O da suçlandı. Yin ruhları için yaşayan ruhlar tatlı ve karşı konulamaz bir cazibeydi. Yakındaki Yin ruhları hemen akın ederek onu sel suları gibi çevrelediler.
Ling Han savaşta oyalanmadı. Artık bu tür küçük bir karakterin ona hiçbir faydası olamazdı. Hızla hareket etti. Ancak onun için gerçekten başka bir yol kalmadığında hareket edecek ve önündeki Yin ruhunu parçalayacaktı.
Çok geçmeden merkez bölgeye varmıştı.
Burada aniden bir taş sütun dikildi. Genişliği birkaç metre olmasına rağmen yüksekliği 300 metreydi. Ling Han buraya vardıktan sonra taş sütunun tepesinde kendisine inanılmaz derecede çekici gelen bir şeyin olduğunu açıkça hissedebildi.
Hayalet Ruh Kristali taş sütunun tepesindeydi.
Ling Han hemen tırmanmaya başladı. Hem ellerini hem de ayaklarını kullanarak hızı son derece yüksekti.
hızlı.
Birkaç saniyeden kısa bir sürede taş sütunun tepesine ulaşmıştı. Beklendiği gibi üzerinde siyah bir kristal vardı. Neredeyse şeffaftı ama üzerinde sayısız damarlı desen vardı. Eğer biri ona bakarsa, kişinin ruhunu da emebilecek güçlü bir çekiciliğe sahipmiş gibi görünüyordu. Ling Han siyah kristali alırken hiç tereddüt etmedi. Daha sonra ruhunu onun etrafına sardı ve onu vücudunun içinde sakladı.

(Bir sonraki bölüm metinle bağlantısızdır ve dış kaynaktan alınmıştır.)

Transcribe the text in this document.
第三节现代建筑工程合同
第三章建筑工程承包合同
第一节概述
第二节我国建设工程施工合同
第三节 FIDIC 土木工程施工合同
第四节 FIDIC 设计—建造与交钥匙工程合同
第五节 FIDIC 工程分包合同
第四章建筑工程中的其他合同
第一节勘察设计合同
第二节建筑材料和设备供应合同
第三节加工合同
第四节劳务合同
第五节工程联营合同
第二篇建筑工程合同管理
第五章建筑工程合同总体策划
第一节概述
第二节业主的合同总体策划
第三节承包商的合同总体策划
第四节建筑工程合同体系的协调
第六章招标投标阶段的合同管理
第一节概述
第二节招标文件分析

Aşağıya atladı. Peng’in ruhu yere çarptı ve anında büyük bir şok dalgası yarattı. Yin ruhları birbiri ardına uçarak gökyüzüne samanlara dönüştü. Artık burada hiçbir değer kalmamıştı. Ling Han hızla koştu. Zeki Yin ruhları yaratmak için kullanılan bu tür yerler kesinlikle tek yer değildi. Bu nedenle, yalnızca başka bir bölgeye gitmesi gerekiyordu ve kesinlikle daha fazla Hayalet Ruh Kristali elde edebilecekti.
Ling Han koşarken ruhuyla Hayalet Ruh Kristalini arıttı. Vücuduna bol miktarda gücün yayıldığını, ruhunu güçlendirdiğini hissetti. Hızı Yin ruhlarını katletmek kadar hızlı olmasa da yavaş da değildi.
Daha da önemlisi, sıradan Yin ruhlarını öldürmekten artık bir kazancı kalmamıştı, dolayısıyla değeri
Hayalet Ruh Kristali açıkça sergilendi.
“Orada dur!” Aniden vücudunun içinden bir ses yükseldi.
O bir ruhtu, yani bu ses aslında onun ilahi duyusu aracılığıyla aktarılıyordu. Ling Han bakmak için döndü. Peşinden koşan bir kişi vardı. Bu, önceki beş kişiden biriydi ve ilk anda kaçan da Wang En’di.